The antibody complex stimulated the production of regulatory white blood cells called Tregs. Ng and her team, in collaboration with Olaf Rotzschke, a Tregs expert, and Laurent Rénia, an expert in CD4+ T cells, found that, in healthy animals, these cells protected against virus-induced inflammation. If the host was already infected, however, the body had already generated high levels of activated immune cells and adding more Tregs to the mix initiated a cascade that led to hyper-inflammation.

Ng cites another example of immunotherapy gone awry — the 2006 TeGenero/PAREXEL clinical trial disaster which ravaged the organs of its six healthy volunteers, caused loss of limb and left some participants with lasting damage to their immune systems. “It was terrifying,” Ng recalls. “By the time they got to injecting the final participant, the first one had already collapsed.”

The ramifications of the SIgN study are clear. “The impact of this research — the take-home message? It’s a word of caution,” warns Ng. “We’ve shown here, down to the mechanism of action, why this line of research is dangerous.”

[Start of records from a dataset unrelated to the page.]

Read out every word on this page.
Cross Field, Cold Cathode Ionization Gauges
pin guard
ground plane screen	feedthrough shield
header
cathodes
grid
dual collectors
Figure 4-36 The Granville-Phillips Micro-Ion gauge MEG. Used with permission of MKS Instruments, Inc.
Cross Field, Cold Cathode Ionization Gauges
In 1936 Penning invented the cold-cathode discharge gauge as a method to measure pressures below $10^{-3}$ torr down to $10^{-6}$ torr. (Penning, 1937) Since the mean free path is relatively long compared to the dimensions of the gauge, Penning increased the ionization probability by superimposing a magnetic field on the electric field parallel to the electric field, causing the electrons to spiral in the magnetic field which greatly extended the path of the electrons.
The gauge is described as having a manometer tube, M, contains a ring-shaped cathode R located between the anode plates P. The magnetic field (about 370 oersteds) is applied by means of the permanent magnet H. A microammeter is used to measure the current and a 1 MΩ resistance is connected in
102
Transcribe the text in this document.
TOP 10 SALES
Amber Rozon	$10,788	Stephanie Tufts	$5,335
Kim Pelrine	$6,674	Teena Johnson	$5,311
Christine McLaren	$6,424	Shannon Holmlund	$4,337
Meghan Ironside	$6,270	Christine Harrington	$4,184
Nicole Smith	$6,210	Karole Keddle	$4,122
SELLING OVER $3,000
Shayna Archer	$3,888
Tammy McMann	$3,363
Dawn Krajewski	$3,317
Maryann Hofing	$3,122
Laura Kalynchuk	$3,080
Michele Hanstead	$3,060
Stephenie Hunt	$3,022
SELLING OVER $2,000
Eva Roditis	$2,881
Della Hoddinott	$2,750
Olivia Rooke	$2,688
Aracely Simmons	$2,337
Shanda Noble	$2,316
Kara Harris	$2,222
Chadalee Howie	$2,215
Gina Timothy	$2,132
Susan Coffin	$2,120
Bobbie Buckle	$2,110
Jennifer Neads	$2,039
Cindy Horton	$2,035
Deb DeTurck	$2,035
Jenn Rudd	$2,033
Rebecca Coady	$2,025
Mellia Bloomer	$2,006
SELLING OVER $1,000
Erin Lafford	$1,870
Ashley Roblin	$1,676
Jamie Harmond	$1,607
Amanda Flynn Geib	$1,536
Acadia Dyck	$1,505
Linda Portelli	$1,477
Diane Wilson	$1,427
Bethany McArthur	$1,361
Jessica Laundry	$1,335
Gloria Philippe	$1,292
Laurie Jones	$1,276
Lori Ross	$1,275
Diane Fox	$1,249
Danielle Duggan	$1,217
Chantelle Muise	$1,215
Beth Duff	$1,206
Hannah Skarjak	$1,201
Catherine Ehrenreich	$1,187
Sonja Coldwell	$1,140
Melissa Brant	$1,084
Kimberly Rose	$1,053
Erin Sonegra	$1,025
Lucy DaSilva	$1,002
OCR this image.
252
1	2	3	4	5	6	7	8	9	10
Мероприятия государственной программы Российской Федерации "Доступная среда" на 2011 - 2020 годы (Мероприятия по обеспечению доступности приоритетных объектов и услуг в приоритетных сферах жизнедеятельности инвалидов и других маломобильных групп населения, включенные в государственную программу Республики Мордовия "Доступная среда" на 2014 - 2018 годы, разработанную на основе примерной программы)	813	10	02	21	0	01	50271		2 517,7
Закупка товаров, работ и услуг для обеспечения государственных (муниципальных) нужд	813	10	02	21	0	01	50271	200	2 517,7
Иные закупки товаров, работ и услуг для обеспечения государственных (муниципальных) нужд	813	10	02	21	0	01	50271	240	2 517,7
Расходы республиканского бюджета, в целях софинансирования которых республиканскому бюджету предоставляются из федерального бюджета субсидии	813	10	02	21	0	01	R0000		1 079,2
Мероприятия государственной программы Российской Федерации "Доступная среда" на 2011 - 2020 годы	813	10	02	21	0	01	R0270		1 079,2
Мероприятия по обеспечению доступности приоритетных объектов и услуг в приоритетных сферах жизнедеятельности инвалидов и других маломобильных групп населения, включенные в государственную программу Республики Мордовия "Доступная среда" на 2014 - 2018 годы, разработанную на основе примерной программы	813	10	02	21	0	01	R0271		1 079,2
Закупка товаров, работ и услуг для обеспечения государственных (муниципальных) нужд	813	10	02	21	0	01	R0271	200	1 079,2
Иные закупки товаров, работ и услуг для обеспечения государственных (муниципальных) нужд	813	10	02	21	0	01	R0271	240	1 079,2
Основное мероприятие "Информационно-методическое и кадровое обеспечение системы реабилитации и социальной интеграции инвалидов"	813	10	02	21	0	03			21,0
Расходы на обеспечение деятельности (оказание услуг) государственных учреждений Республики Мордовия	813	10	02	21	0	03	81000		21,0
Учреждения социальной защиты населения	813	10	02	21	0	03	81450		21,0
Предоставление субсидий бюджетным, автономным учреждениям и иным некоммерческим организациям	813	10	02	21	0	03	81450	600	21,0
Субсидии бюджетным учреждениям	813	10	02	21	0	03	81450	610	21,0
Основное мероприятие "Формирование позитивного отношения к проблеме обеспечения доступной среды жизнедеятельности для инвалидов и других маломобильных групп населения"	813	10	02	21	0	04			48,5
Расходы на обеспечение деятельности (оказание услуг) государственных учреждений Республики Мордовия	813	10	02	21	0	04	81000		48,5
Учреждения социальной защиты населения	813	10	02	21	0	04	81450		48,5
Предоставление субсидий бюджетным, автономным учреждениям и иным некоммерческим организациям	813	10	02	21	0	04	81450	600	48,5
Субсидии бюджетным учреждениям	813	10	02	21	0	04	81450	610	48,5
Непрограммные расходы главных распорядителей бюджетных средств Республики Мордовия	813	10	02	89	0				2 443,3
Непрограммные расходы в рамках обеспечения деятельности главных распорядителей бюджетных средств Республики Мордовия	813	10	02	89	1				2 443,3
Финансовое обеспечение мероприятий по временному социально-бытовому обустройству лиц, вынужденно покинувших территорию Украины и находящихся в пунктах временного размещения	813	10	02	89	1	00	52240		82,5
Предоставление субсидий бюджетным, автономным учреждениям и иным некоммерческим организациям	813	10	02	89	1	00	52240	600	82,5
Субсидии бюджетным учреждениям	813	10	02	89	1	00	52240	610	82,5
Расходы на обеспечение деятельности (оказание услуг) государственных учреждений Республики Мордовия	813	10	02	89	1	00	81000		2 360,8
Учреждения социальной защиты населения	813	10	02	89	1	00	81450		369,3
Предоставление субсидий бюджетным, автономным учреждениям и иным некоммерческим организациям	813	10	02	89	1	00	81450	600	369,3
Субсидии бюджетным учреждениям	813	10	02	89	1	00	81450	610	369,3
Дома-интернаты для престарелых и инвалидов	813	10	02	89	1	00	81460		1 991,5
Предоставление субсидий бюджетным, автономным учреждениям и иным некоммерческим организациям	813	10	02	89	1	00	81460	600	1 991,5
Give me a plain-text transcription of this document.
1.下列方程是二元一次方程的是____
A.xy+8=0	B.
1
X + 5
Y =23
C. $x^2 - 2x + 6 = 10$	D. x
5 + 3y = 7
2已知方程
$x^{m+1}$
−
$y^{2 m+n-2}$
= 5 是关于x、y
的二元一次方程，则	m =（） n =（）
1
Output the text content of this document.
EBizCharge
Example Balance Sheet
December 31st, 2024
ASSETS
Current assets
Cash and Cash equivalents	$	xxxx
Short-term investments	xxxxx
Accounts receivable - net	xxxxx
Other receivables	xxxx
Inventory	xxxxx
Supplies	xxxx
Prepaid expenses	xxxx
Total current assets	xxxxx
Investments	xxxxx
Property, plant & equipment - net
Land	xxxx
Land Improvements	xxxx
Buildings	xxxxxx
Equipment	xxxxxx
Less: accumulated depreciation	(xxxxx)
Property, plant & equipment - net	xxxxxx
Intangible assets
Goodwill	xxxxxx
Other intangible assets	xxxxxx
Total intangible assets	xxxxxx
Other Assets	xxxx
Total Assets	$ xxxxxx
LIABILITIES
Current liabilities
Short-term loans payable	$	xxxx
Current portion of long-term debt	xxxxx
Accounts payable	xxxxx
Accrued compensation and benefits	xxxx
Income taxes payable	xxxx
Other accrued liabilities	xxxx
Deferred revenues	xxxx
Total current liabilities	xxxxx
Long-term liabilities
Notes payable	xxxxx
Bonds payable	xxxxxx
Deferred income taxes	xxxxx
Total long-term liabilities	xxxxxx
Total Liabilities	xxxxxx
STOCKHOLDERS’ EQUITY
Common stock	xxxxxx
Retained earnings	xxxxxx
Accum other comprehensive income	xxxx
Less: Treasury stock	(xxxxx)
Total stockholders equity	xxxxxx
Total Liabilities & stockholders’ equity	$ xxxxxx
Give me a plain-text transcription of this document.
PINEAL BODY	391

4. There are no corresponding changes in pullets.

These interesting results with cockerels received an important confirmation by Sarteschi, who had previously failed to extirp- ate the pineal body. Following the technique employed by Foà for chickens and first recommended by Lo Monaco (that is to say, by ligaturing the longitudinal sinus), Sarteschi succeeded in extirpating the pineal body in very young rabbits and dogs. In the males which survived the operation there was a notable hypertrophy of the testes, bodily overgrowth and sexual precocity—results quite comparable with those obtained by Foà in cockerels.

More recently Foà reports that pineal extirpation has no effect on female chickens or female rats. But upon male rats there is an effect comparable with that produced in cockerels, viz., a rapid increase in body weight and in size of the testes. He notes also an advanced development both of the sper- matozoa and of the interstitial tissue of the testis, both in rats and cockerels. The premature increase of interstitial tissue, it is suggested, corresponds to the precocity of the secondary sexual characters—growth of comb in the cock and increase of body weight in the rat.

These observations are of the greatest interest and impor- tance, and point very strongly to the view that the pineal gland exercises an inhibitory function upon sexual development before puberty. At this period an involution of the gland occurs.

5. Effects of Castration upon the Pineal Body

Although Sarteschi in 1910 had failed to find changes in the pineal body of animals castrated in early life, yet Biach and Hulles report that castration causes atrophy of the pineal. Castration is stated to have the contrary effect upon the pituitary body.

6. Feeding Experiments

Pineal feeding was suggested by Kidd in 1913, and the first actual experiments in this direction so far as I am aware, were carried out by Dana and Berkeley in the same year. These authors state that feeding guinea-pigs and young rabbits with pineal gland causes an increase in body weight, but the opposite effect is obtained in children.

She adds, “Modulating the immune system can yield treatment options, but scientists need to take heed: these approaches can have serious adverse effects.”

Chikungunya emerged in the 1950s; however, despite decades of reports of sporadic infection in Africa and South-East Asia, it was only thrust into the global research spotlight after a 2005 outbreak in the French territory of Reunion Island. “It’s a rarely fatal disease, so priorities were elsewhere for a long time,” says Ng.